The Screamo genre is beautiful and complex. Perhaps it has been for some time, hidden in the shadows or places deeper, devoid of shadows.
I don’t know where its listeners hide. I imagine some pubs play this music in unheard-of suburbs across the US, or maybe in larger midwest or northeast metropolitan areas like Chicago or Philadelphia. Wherever such scenes might exist, they are far away from me. I live in Tel Aviv. Screamo doesn’t make it out here.
Thanks to Spotify and a friend with similar interests, I get the pleasure of fortuitously discovering underground Screamo bands one after the other. It’s like potato chips or popcorn. The number of amazing bands with less than 4K Spotify monthly listeners is mindblowing. It’s hard for me to digest this egregious injustice.
I found Eyelet’s “The Devil Shining out Your Eyes” a few weeks ago. It challenged my thoughts and emotions. The raw emotion made me more comfortable with my own emotional vulnerabilities, and my joy at first was in that temporary space created by my experience through exposure to this beautiful album.
No piece of music, or art, can make one feel deeply were it not masterfully created. The musicianship and talent of Eyelet are spectacular. I think they have some ways to go and improve, so I was stoked to learn through their social media that they are creating more music (yay!).
Not only is the music precise, but it also has that priceless quality of transcending the listener beyond that which is picked up by the ears, even if that listener is well attuned to such dense music.
And I love the artwork.
I feel better than that guy in the picture when listening. The artwork is beautiful, but off-putting. There is deep despair in it, contrary to the music which in my opinion does have hope leaking through its cosmic apertures.
The melodies are gentle and subtle. They remind me of short and beautiful sonatas. This is a nuance hidden from unwilling listeners of extreme music, but it is the beauty that hides away at the core of the onion. It is a blend of violent and omnipresent noise, dancing around colorfully, like a lost ballerina deep below in the spiritual underworlds, in the quiet, peaceful caves of darkness. Clean from spite, clean from conflict. Only the maddened artist in perennial pursuit and inner manifest of beauty, alone in a terrifying, yet physically harmless world, can survive and, moreover, be emboldened by such a state.
This omnipresence is used in extreme music to delude the listener, hiding the fragile gems of melody behind multiple layers of noise. In nature, the most precious things are hidden behind layers of protective shells. We as humans protect our most precious truths and feelings behind lies and prevarications. And it is in those precious insides that Eyelet’s music tickles you.
There is not a dull moment in this album. The songs flow beautifully from one to the other. Omit needless words, Hemingway said (I think it was Hemingway), Checkohv’s gun -these two principles are omnipresent in an album so focused, interesting, and unrelenting. Every segment of the music turns into an unpredictable other, keeping the listener at the edge of their seat, thrown between different atmospheres and emotions. Dark, but hopeful.
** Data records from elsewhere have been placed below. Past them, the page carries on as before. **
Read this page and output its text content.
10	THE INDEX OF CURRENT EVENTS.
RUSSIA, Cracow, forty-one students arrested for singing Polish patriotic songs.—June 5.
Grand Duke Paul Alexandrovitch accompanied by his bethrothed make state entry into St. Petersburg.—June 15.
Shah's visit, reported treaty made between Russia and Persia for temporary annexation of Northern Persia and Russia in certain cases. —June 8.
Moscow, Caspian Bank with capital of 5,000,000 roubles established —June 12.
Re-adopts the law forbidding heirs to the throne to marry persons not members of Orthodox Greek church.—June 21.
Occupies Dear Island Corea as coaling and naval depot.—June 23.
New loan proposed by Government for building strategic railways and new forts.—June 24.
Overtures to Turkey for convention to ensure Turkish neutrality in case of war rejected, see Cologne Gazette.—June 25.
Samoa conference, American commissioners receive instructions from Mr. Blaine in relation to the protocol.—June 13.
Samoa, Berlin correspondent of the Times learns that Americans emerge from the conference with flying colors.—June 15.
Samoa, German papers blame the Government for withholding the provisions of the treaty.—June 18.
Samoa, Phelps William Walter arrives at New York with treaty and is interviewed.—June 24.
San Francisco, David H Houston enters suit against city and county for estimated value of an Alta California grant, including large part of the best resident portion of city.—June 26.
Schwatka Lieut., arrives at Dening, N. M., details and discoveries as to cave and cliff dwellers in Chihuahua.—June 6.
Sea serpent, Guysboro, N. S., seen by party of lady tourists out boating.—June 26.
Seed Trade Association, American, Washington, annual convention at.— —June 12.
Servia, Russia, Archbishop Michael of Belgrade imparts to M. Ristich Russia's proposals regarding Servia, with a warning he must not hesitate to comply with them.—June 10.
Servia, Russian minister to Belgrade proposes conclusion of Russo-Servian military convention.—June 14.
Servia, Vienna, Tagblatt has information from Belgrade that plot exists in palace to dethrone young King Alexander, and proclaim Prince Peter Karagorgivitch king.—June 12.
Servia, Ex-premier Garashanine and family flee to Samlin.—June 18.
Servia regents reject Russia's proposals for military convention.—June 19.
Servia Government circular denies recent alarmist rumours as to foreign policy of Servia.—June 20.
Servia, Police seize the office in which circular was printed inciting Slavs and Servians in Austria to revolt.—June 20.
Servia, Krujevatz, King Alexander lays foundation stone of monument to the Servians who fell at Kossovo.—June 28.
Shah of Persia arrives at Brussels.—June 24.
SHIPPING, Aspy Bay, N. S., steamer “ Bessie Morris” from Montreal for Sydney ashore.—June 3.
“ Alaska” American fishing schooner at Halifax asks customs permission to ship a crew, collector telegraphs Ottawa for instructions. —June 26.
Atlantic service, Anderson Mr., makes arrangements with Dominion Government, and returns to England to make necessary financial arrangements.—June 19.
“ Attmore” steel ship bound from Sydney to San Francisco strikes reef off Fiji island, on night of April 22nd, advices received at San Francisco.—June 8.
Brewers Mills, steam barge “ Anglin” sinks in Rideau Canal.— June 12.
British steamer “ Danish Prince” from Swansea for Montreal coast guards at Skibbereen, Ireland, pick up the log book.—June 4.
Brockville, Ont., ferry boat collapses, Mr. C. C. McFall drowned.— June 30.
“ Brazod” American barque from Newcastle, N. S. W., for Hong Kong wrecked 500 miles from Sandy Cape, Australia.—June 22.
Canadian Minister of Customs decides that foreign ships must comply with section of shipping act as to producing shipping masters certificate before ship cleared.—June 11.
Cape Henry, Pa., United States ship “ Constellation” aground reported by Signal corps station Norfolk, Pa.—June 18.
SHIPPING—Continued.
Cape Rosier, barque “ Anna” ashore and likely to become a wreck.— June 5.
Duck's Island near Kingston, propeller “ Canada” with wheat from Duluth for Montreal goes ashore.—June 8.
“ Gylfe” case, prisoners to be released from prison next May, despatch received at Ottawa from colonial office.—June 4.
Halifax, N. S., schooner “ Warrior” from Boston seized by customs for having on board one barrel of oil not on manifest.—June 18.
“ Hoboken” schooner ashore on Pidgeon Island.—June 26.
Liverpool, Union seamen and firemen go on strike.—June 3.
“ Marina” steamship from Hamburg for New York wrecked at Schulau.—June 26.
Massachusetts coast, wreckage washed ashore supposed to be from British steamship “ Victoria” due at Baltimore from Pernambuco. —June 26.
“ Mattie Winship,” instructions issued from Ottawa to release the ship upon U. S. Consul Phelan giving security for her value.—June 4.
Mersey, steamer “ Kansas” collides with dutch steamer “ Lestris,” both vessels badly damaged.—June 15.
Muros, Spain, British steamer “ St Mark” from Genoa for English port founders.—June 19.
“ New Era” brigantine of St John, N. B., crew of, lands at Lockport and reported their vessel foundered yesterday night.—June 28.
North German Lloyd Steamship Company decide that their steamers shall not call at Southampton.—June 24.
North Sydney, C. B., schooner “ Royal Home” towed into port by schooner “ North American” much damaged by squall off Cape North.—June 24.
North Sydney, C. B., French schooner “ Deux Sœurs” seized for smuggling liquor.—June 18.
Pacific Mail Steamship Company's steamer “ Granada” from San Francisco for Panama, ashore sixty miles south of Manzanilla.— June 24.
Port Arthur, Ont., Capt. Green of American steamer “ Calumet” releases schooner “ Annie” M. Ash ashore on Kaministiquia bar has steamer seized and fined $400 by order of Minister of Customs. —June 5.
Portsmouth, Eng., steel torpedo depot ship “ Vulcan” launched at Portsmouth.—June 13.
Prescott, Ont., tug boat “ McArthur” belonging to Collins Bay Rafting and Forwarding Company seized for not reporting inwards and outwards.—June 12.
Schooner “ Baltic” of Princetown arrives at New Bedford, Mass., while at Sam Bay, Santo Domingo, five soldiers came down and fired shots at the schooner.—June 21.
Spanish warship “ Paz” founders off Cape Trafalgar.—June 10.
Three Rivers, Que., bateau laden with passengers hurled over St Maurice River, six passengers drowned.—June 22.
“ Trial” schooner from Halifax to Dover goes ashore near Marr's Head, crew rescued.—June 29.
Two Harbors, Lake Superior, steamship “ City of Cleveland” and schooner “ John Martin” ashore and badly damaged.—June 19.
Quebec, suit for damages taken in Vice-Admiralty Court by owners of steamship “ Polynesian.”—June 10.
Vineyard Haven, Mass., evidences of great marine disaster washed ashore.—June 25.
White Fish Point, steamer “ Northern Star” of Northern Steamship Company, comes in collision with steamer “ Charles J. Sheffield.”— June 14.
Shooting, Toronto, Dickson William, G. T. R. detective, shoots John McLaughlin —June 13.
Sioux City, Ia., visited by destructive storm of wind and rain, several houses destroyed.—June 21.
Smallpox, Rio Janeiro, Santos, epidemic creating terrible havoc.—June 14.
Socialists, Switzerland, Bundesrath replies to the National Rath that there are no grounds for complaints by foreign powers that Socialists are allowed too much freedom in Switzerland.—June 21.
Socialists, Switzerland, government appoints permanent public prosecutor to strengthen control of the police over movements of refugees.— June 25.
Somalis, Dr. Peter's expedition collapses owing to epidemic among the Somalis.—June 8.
A Network of Influences in the Evolution of Music
One of my utmost joys in music is deciphering its influences. Eyelet is interesting in this way. I’ll listen to Neurosis here and there, sludge metal, melodic post-hardcore, midwest-emo, screamo, black metal, and any other whatever sub-genre we’ve had enough of and / or can’t get enough of. Black metal has seethed into many sub-genres in the past couple of decades, which is astonishing given that the genre has barely evolved since 1995. It was surprising to hear Neurosis influences in the album (check out the song “Unborn”), albeit not pervasively. It is an example of a non-trivial influence in a Screamo album. I loved Neurosis for a while when I was a student in Jerusalem. It was a phase. Today I can barely listen to them, but those few Neurosis-inspired bridges in the album feel nostalgic and pleasantly familiar, a feeling heightened by its unpredictability.
Is every band influenced by a multitude of others? Is every artist? Is every piece of art? The influence one artist has on another is infinitely fascinating to me. Say, for example, that Radiohead was the first band I listened to in, let’s call it, the “influence chain”. Then I will believe that Radiohead invented their entire sound. This is because I am not familiar with their influences. Had I been familiar, I would have spotted them right away.
As to the multitude, one band is influenced by many others and outputs one type of sound, their sound. They then influence another multitude of bands. In this way, if we were to chart the influences across time of all bands to all others, we would get a complicated one-directional network in which every band is a single node in the network. The beauty of music, when done well, is that it fits into this giant network that is, in its entirety, a human creation.
The resemblance of the evolution of music over time to a neural network is intriguing. In its essence it is the sharing of information, having music as the information, and its studied evolution as a structure of growth for the sharing, or rather expansion, of knowledge and information. Sharing information is the essence of human life. A piece of music, such as “The Devil Shining Out Your Eyes”, that builds more bricks on this pyramid of hope and knowledge is one to be cherished.